Wipro is probing reports that its own IT systems have been hacked and are being used to launch attacks against some of the company's customers.
KrebsOnSecurity reports that the Indian outsourcing giant has been dealing with a multi-month intrusion from a state-sponsored hacker, according to two independent sources. The sources indicated that Wipro's systems are being used as a jumping off point for exploits targeting at least a dozen client systems.
Wipro's customers traced malicious and suspicious network reconnaissance activity back to partner systems that were communicating directly with Wipro's network, according to KrebsOnSecurity. File folders found on the intruders' back-end infrastructure were named after various Wipro clients, a source told KrebsOnSecurity, and suggest that at least a dozen companies were attacked.
Wipro didn't directly address KrebsOnSecurity questions about the breach, and didn't immediately respond to a request for comment from CRN USA.
"The company has robust internal processes and a system of advanced security technology in place to detect phishing attempts and protect itself from such attacks," Wipro said in a statement to KrebsOnSecurity. "We constantly monitor our entire infrastructure at a heightened level of alertness to deal with any potential cyber threat."

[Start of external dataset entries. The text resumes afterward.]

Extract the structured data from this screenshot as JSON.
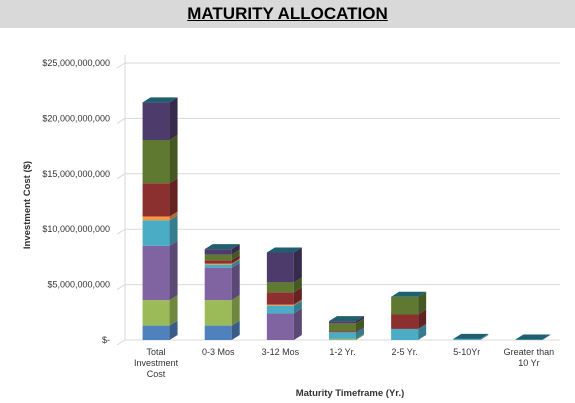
{
  "chart_data": {
    "type": "bar3d_stacked",
    "title": "MATURITY ALLOCATION",
    "xlabel": "Maturity Timeframe (Yr.)",
    "ylabel": "Investment Cost ($)",
    "categories": [
      "Total Investment Cost",
      "0-3 Mos",
      "3-12 Mos",
      "1-2 Yr.",
      "2-5 Yr.",
      "5-10Yr",
      "Greater than 10 Yr"
    ],
    "series": [
      {
        "color": "#4f81bd",
        "values": [
          1300000000,
          1300000000,
          0,
          0,
          0,
          0,
          0
        ]
      },
      {
        "color": "#9bbb59",
        "values": [
          2300000000,
          2300000000,
          0,
          100000000,
          0,
          0,
          0
        ]
      },
      {
        "color": "#8064a2",
        "values": [
          4900000000,
          2900000000,
          2400000000,
          0,
          0,
          0,
          0
        ]
      },
      {
        "color": "#4bacc6",
        "values": [
          2300000000,
          300000000,
          700000000,
          600000000,
          1000000000,
          100000000,
          50000000
        ]
      },
      {
        "color": "#f79646",
        "values": [
          350000000,
          100000000,
          100000000,
          0,
          0,
          0,
          0
        ]
      },
      {
        "color": "#8c2f2f",
        "values": [
          3000000000,
          300000000,
          1100000000,
          100000000,
          1300000000,
          0,
          0
        ]
      },
      {
        "color": "#5f7a30",
        "values": [
          3900000000,
          500000000,
          900000000,
          700000000,
          1600000000,
          0,
          0
        ]
      },
      {
        "color": "#4c3b6b",
        "values": [
          3400000000,
          500000000,
          2700000000,
          200000000,
          0,
          0,
          0
        ]
      }
    ],
    "ylim": [
      0,
      25000000000
    ],
    "yticks": [
      {
        "value": 0,
        "label": "$-"
      },
      {
        "value": 5000000000,
        "label": "$5,000,000,000"
      },
      {
        "value": 10000000000,
        "label": "$10,000,000,000"
      },
      {
        "value": 15000000000,
        "label": "$15,000,000,000"
      },
      {
        "value": 20000000000,
        "label": "$20,000,000,000"
      },
      {
        "value": 25000000000,
        "label": "$25,000,000,000"
      }
    ],
    "grid": true,
    "top_color": "#1f5f6f"
  }
}
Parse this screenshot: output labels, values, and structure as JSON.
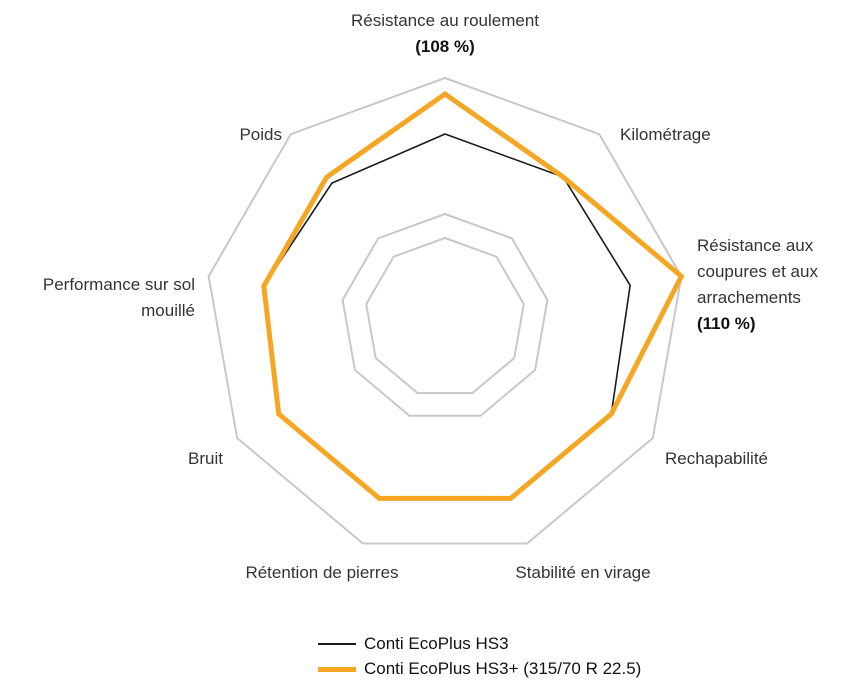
{
  "chart_data": {
    "type": "radar",
    "categories": [
      "Résistance au roulement",
      "Kilométrage",
      "Résistance aux coupures et aux arrachements",
      "Rechapabilité",
      "Stabilité en virage",
      "Rétention de pierres",
      "Bruit",
      "Performance sur sol mouillé",
      "Poids"
    ],
    "rlim": [
      80,
      110
    ],
    "rticks": [
      90,
      93,
      110
    ],
    "grid": true,
    "series": [
      {
        "name": "Conti EcoPlus HS3",
        "color": "#1a1a1a",
        "values": [
          103,
          103,
          103.5,
          104,
          104,
          104,
          104,
          103,
          102
        ]
      },
      {
        "name": "Conti EcoPlus HS3+ (315/70 R 22.5)",
        "color": "#f5a623",
        "values": [
          108,
          103,
          110,
          104,
          104,
          104,
          104,
          103,
          103
        ],
        "value_labels": [
          "(108 %)",
          null,
          "(110 %)",
          null,
          null,
          null,
          null,
          null,
          null
        ]
      }
    ]
  }
}
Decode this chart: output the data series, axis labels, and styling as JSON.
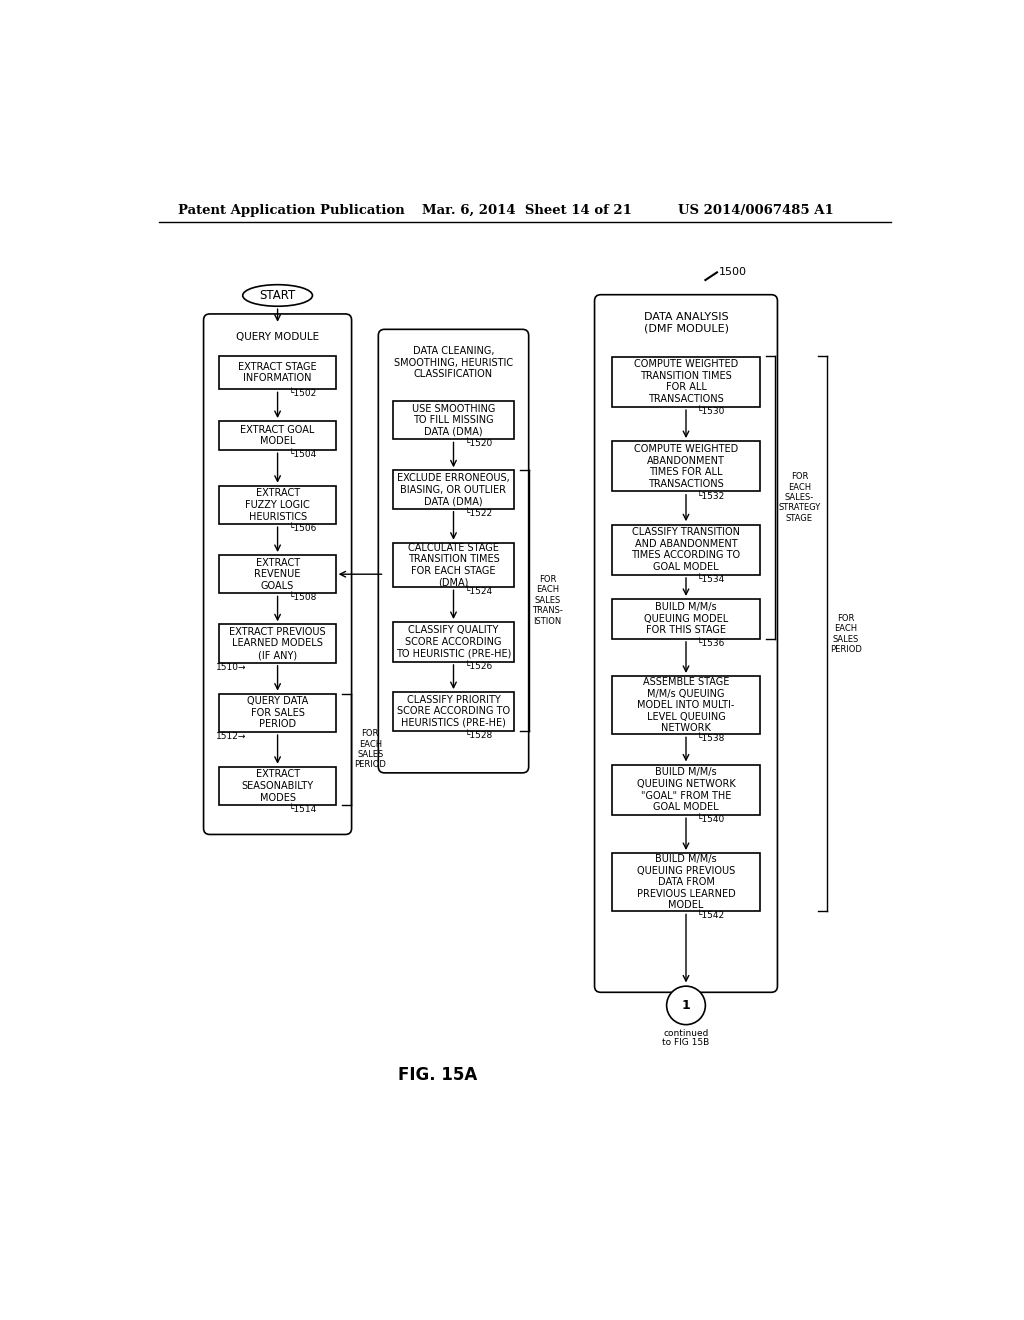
{
  "header_left": "Patent Application Publication",
  "header_mid": "Mar. 6, 2014  Sheet 14 of 21",
  "header_right": "US 2014/0067485 A1",
  "figure_label": "FIG. 15A",
  "bg_color": "#ffffff"
}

Wipro is currently in the process of building out a new private email network because the intruders were believed to have compromised the company's corporate email system for quite some time, another source told KrebsOnSecurity. The company is now telling concerned clients about specific "indicators of compromise," or clues that might signal an attempted or successful intrusion.
In an interview with CRN USA last week, Wipro president Rajan Kohli identified cybersecurity as one of the company's four main areas of investment thanks to the increased connectivity and digitisation of networks. Specifically, Kohli said that a lack of integration between established security products means that customers end up with a lot of data, but very little actionable insight.
"We’re building those dashboards, and building that glue that bind these various products, and helps clients make an actionable insight," Kohli said. The time to response becomes very critical to cybersecurity."
O'Ryan Johnson contributed to this story.
UPDATE, 4PM APRIL 16th.
A Wipro spokesperson has contacted CRN's sibling publication iTnews.com.au with the following statement:
“We detected a potentially abnormal activity in a few employee accounts on our network due to an advanced phishing campaign.
Upon learning of the incident, we promptly began an investigation, identified the affected users and took remedial steps to contain and mitigate any potential impact.
We are leveraging our industry-leading cyber security practices and collaborating with our partner ecosystem to collect and monitor advanced threat intelligence for enhancing security posture.
We have also retained a well-respected, independent forensic firm to assist us in the investigation.
We continue to monitor our enterprise and infrastructure at a heightened level of alertness.”